I bambini sono lasciati liberi tra una lezione e l’altra per pensare e giocare, non hanno i rigidi orari degli altri orfanotrofi del Paese
Il ministero del Lavoro e degli Affari Sociali indirizza i bambini orfani alla “House of Flowers” così come agli altri orfanotrofi, seguendo le proprie liste. “La ricchezza di questo orfanotrofio e di molti altri è che ci sono tantissimi gruppi etnici diversi che rappresentano tutto l’Afghanistan”, dice la direttrice Jamila. “Alcuni dei bambini dalla provincia del Nuristan parlavano solo la loro lingua locale ed è stato qua che hanno imparato le due lingue ufficiali dell’Afghanistan, il dari e il pashto”, continua Fatima.
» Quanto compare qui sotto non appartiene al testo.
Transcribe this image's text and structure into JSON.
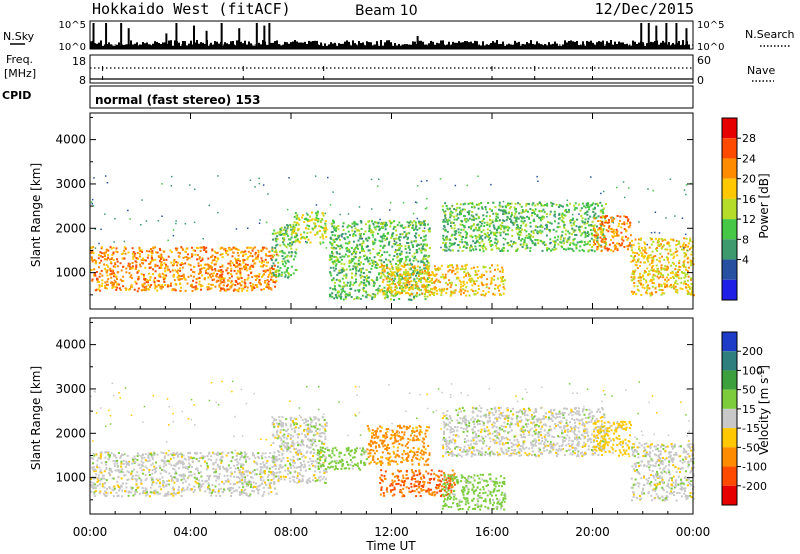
{
  "header": {
    "station": "Hokkaido West (fitACF)",
    "beam": "Beam 10",
    "date": "12/Dec/2015"
  },
  "panels": {
    "nsky_label": "N.Sky",
    "nsearch_label": "N.Search",
    "freq_label_1": "Freq.",
    "freq_label_2": "[MHz]",
    "nave_label": "Nave",
    "cpid_label": "CPID",
    "cpid_text": "normal (fast stereo) 153",
    "nsky_ticks": [
      "10^5",
      "10^0"
    ],
    "nsearch_ticks": [
      "10^5",
      "10^0"
    ],
    "freq_ticks": [
      "18",
      "8"
    ],
    "nave_ticks": [
      "60",
      "0"
    ]
  },
  "power_colorbar": {
    "label": "Power [dB]",
    "ticks": [
      "28",
      "24",
      "20",
      "16",
      "12",
      "8",
      "4"
    ],
    "colors": [
      "#e60000",
      "#ff4a00",
      "#ff8c00",
      "#ffc800",
      "#b4dc28",
      "#46c846",
      "#3c9a6e",
      "#2850a0",
      "#1e1ee6"
    ]
  },
  "velocity_colorbar": {
    "label": "Velocity [m s^-1]",
    "ticks": [
      "200",
      "100",
      "50",
      "15",
      "-15",
      "-50",
      "-100",
      "-200"
    ],
    "colors": [
      "#1e3cc8",
      "#2f7f7f",
      "#3ca03c",
      "#7ccc3c",
      "#c8c8c8",
      "#ffc800",
      "#ff8c00",
      "#ff4a00",
      "#e60000"
    ]
  },
  "chart_data": [
    {
      "type": "heatmap",
      "name": "power",
      "xlabel": "Time UT",
      "ylabel": "Slant Range [km]",
      "x_ticks": [
        "00:00",
        "04:00",
        "08:00",
        "12:00",
        "16:00",
        "20:00",
        "00:00"
      ],
      "xlim_hours": [
        0,
        24
      ],
      "ylim": [
        180,
        4600
      ],
      "y_ticks": [
        1000,
        2000,
        3000,
        4000
      ],
      "regions": [
        {
          "t0": 0.0,
          "t1": 7.4,
          "r_top": 1600,
          "r_bot": 600,
          "level": 24
        },
        {
          "t0": 7.2,
          "t1": 8.2,
          "r_top": 2100,
          "r_bot": 900,
          "level": 12
        },
        {
          "t0": 8.0,
          "t1": 9.4,
          "r_top": 2400,
          "r_bot": 1700,
          "level": 16
        },
        {
          "t0": 9.5,
          "t1": 13.5,
          "r_top": 2200,
          "r_bot": 400,
          "level": 12
        },
        {
          "t0": 11.5,
          "t1": 16.5,
          "r_top": 1200,
          "r_bot": 500,
          "level": 20
        },
        {
          "t0": 14.0,
          "t1": 20.5,
          "r_top": 2600,
          "r_bot": 1500,
          "level": 12
        },
        {
          "t0": 20.0,
          "t1": 21.5,
          "r_top": 2300,
          "r_bot": 1500,
          "level": 24
        },
        {
          "t0": 21.5,
          "t1": 24.0,
          "r_top": 1800,
          "r_bot": 500,
          "level": 20
        }
      ]
    },
    {
      "type": "heatmap",
      "name": "velocity",
      "xlabel": "Time UT",
      "ylabel": "Slant Range [km]",
      "x_ticks": [
        "00:00",
        "04:00",
        "08:00",
        "12:00",
        "16:00",
        "20:00",
        "00:00"
      ],
      "xlim_hours": [
        0,
        24
      ],
      "ylim": [
        180,
        4600
      ],
      "y_ticks": [
        1000,
        2000,
        3000,
        4000
      ],
      "regions": [
        {
          "t0": 0.0,
          "t1": 7.4,
          "r_top": 1600,
          "r_bot": 600,
          "level": 0
        },
        {
          "t0": 7.2,
          "t1": 9.4,
          "r_top": 2400,
          "r_bot": 900,
          "level": 0
        },
        {
          "t0": 9.0,
          "t1": 11.0,
          "r_top": 1700,
          "r_bot": 1200,
          "level": 30
        },
        {
          "t0": 11.0,
          "t1": 13.5,
          "r_top": 2200,
          "r_bot": 1300,
          "level": -60
        },
        {
          "t0": 11.5,
          "t1": 14.5,
          "r_top": 1200,
          "r_bot": 600,
          "level": -100
        },
        {
          "t0": 14.0,
          "t1": 16.5,
          "r_top": 1100,
          "r_bot": 300,
          "level": 30
        },
        {
          "t0": 14.0,
          "t1": 20.5,
          "r_top": 2600,
          "r_bot": 1500,
          "level": 0
        },
        {
          "t0": 20.0,
          "t1": 21.5,
          "r_top": 2300,
          "r_bot": 1500,
          "level": -30
        },
        {
          "t0": 21.5,
          "t1": 24.0,
          "r_top": 1800,
          "r_bot": 500,
          "level": 0
        }
      ]
    }
  ]
}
Questa miscela di hazara, pashto, tagiki, baluci, nur e altri permette alle insegnanti di lavorare sulla bellezza della diversità e sulla convivenza pacifica. Ed infine, le uscite in città, una decisione non indifferente sapendo che in ogni momento un’esplosione può rovinare non la giornata ma la vita intera. Le uscite fanno parte del metodo: prendere contatto e orientarsi nel mondo esterno, sentirsi parte di una comunità più grande che è la società, conoscere diritti e doveri. Niente che si può dare per scontato in un Paese ancora martoriato dalla guerra. Ma quell’ambiente di pace che ogni giorno gli orfani montessoriani costruiscono possono essere i frutti da cogliere in un futuro diverso dall’Afghanistan del presente.